Le 10 octobre 2006 je publiais une chronique : " Drôles de cabinets " sur la base d'un article publié dans la revue Pouvoirs en 1986 par un ancien collègue du cabinet Rocard mon ami l'éminent constitutionnaliste Guy Carcassonne. Il y dressait une typologie des cabinets ministériels. Avec l'arrivée d'un nouveau gouvernement j'ai pensé que je me devais d'éclairer vos lanternes en achevant mon oeuvre d'édification. Ainsi, j'égrénerai 4 chroniques sur les 4 grandes catégories de relations entre le Ministre et son cabinet :
- les copains,
- les enfants,
- les valets,
- les lieutenants.
Les copains d'abord...
Le cabinet est majoritairement composé d'amis de plus ou moins longue date, appartenant à peu près à la même génération que leur ministre. Ils l'ont suivi sur tout son parcours ou, à tout le moins, ont toujours entretenu le contact, au point qu'appelé au Gouvernement c'est tout naturellement que leur chef de file fait appel à eux et se promet de constituer une équipe dans laquelle la chaleur des relations, la connaissance mutuelle suppléeront une compétence médiocrement affirmée.

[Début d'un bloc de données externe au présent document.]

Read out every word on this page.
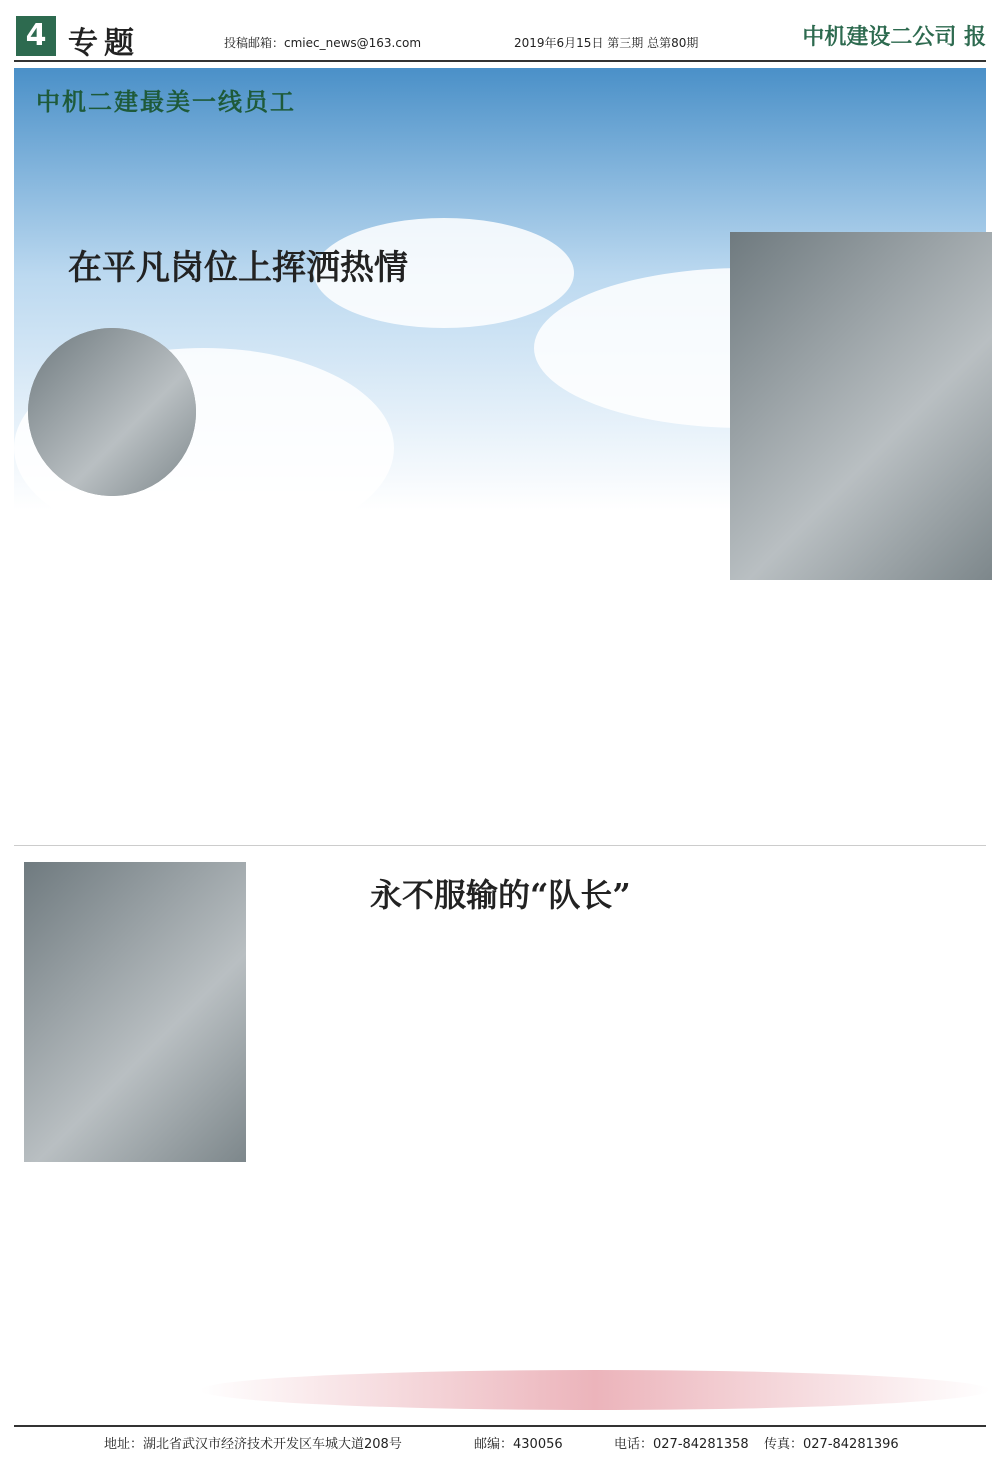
4 专题	投稿邮箱：cmiec_news@163.com	2019年6月15日 第三期 总第80期	中机建设二公司 报
中机二建最美一线员工
在平凡岗位上挥洒热情

永不服输的“队长”

地址：湖北省武汉市经济技术开发区车城大道208号	邮编：430056	电话：027-84281358 传真：027-84281396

Dans les recrutements complémentaires, la capacité à s'intégrer au groupe sera un critère déterminant, " les copains des copains " étant les premiers sollicités.
Ce type de cabinet atteint le plus haut degré de convivialité. Le tutoiement est de rigueur ou le devient très vite pour les nouveaux venus, chacun s'appelle, ministre compris, par son prénom ; rencontres et repas amicaux débordent les horaires de travail.
Parce qu'ils sont attachés à leur patron, les conseillers changent avec lui, le suivent imperturbablement dans toutes ses fonctions, si peu prédisposés soient-ils à tel ministère.
Dans ce genre de fonctionnement, l'unité de commandement n'est pas toujours assurée. Le directeur de cabinet - généralement le plus proche ou le plus ancien des amis - passe moins de temps à prendre et imposer des décisions qu'à essayer d'être toujours au courant de ce que ministre et conseillers, qui n'ont pas besoin de sa médiation, ont pu évoquer ou définir ensemble.
Le modèle "copain" n'est pas forcément inefficace - et notamment l'information y circule vite - mais il produit des effets à hauts risques. L'exercice du pouvoir n'est pas totalement pris au sérieux, les idées fusent - aucune inhibition n'interdisant d'énoncer même les plus farfelues - et l'on se soucie moins de mettre en oeuvre des réformes soigneusement pensées et expertisées, de se livrer à un travail méticuleux, que de monter des "coups", dont le caractère spectaculaire et enthousiaste est présumé devoir vaincre toutes les réticences. Faire bouger devient un leimotiv et cette manie, si elle crée parfois d'heureuses surprises, provoque ainsi des catastrophes.
Les rapports avec les services dépendent étroitement du goût qu'ils peuvent avoir pour cet avatar du scoutisme. Les fonctionnaires les plus disponibles sont sensibles à ce vent virevoltant, la complicité est contagieuse et insuffle un esprit nouveau. Mais, plus fréquemment, il se heurte au dédain de grands commis qui acceptent mal qu'on traite les dossiers dont ils ont la charge avec ce qu'ils jugent être de la légèreté. Contestant la compétence du cabinet, ils s'autorisent de sa désinvolture pour le court-circuiter et, pensent-ils, sauvegarder les intérêts supérieurs de leur ministère.
Les réputations, individuelles et collectives, se faisant en outre assez vite dans le microcosme gouvernemental, les cabinets de "copains " ne jouissent pas d'une grande crédibilité dans les réunions interministérielles, où on vénère la compétence la plus austère, et en subissent un handicap notamment dans leurs relations avec les représentants du ministère des finances. "
à suivre
Remarque intéressante, ce type de cabinet constitue un bon client pour notre beau secteur dans la mesure où la convivialité s'accompagne d'agapes diverses et variées, de pots multiples pour les anniversaires, les évènements heureux. La popote est un lieu où l'on boit bien et souvent bon. Bref, les "copains" aiment le vin.